News Release

New optical switch removes barrier to light-speed communication

Peer-Reviewed Publication

University of Rochester

A device that has the potential to remove a major bottleneck between optical networks has been built by researchers from the University of Rochester. The device, developed in conjunction with the University of Tokyo, is so flexible that it can reformat the information that is shuttled around the information superhighway in ways and at speeds that no other device today can match. Engineers hope the device—smaller than a grain of sand—will allow fast optical data conversion that could spur the development of extensive local fiber-optic communications networks.

Researchers created the device, which has no moving parts, from off-the-shelf components, making it much less expensive to produce than competing devices that need complicated, custom-designed parts. The universities have recently applied for a joint patent on the device, called an optical flip-flop switch.

"What makes this switch special is its speed and flexibility," says Govind Agrawal, professor of optics and co-inventor of the device. "This kind of device is something the communications industries have been looking for for a long time."

The tiny switch acts like a shade on a window, opening and closing in a billionth of a second, allowing only an exact amount of light through—and only at the right wavelength.

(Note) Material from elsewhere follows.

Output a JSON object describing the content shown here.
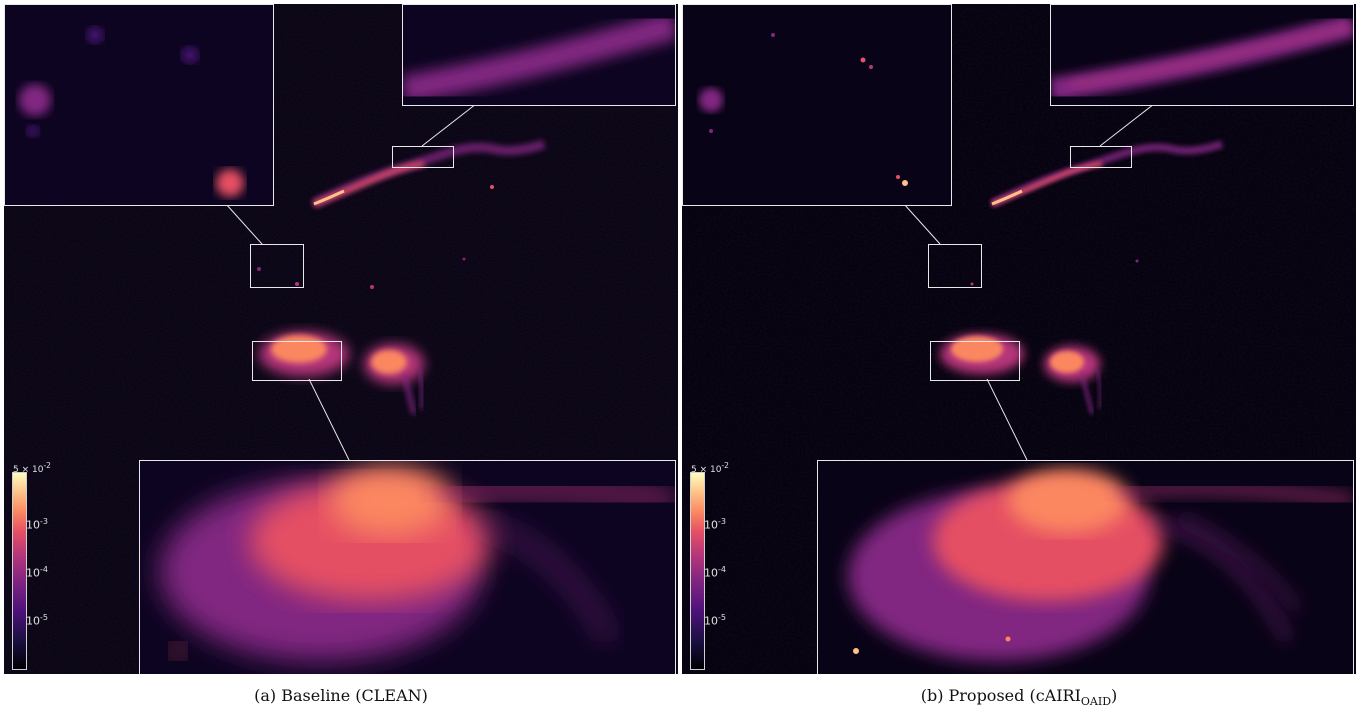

The switch consists of a laser and a microscopic piece of semiconductor material called indium phosphide that acts like a sentry on the lookout for pulses of light in a wide range of wavelengths important to telecommunications or other applications. When a pulse of light (say at "wavelength A") comes down an optical fiber and strikes the semiconductor, the material becomes transparent to the device’s laser—in essence, the shade opens. The laser, shining at "wavelength B," shines through for a split second before the shade closes again, re-creating the original pulse of light in the new wavelength. In less than a billionth of a second, the pulse has been converted from wavelength A to B, a crucial event in bridging different optical networks.

Converting a pulse’s wavelength so quickly is especially important where two fiber optic networks intersect, such as at the junction of local and long-distance telephone networks. While a long-distance company may move voices in one wavelength, a local phone company may use a different wavelength, necessitating a fast conversion. Today, this is usually done by converting the light pulses to electronics so computers can convert the wavelengths, but this exchange between light and electronics slows the conversion and is expensive. Engineers have been working for years to develop light-to-light wavelength-converting switches that never need electronics. Several light-to-light routing switches exist today, but these do not convert wavelengths.

The new switch is also exceptionally good at removing another hurdle that slows the junction of optical networks. Different networks use different lengths of pulses; the new switch operates so quickly that it can customize the length of the pulses by simply varying the time before "shutting the shade." Leaving the shade open a little longer results in a longer pulse; shutting it sooner makes a shorter pulse, allowing any network to receive the exact pulse length it needs.

One of the surprising aspects of this device is that all of its parts have been commercially available for years. "Everything we needed to build this was there all along," says Drew Maywar, an optics doctoral candidate at the University of Rochester’s Institute of Optics and co-inventor of the switch. "It’s just that no one ever thought of doing it this way before."

One of the breakthroughs in the design of the switch came to Maywar while he was visiting the University of Tokyo as part of his graduate research. He was trying to explain the workings of conventional switches to another student when it dawned on him that if he could find a way to reverse the "opening of the shade," he could develop an ultra-fast switching device. Nine months later he had a working prototype.

"A lot of people told me I was foolish to pursue my idea," he says. "They thought there was no way the weak light in an optical fiber would be enough to reverse the process."

Maywar used his experience in basic optical science from the University of Rochester with the available technology at the University of Tokyo to build the prototype just before returning to Rochester.

Agrawal’s group has published two papers on the device in the last year, the first outlining the optical switching capabilities and the other detailing wavelength conversion. Photonics Spectra magazine estimates that because of the demands of the Internet, the optical switching market in North America and Europe will reach $15 billion by 2004.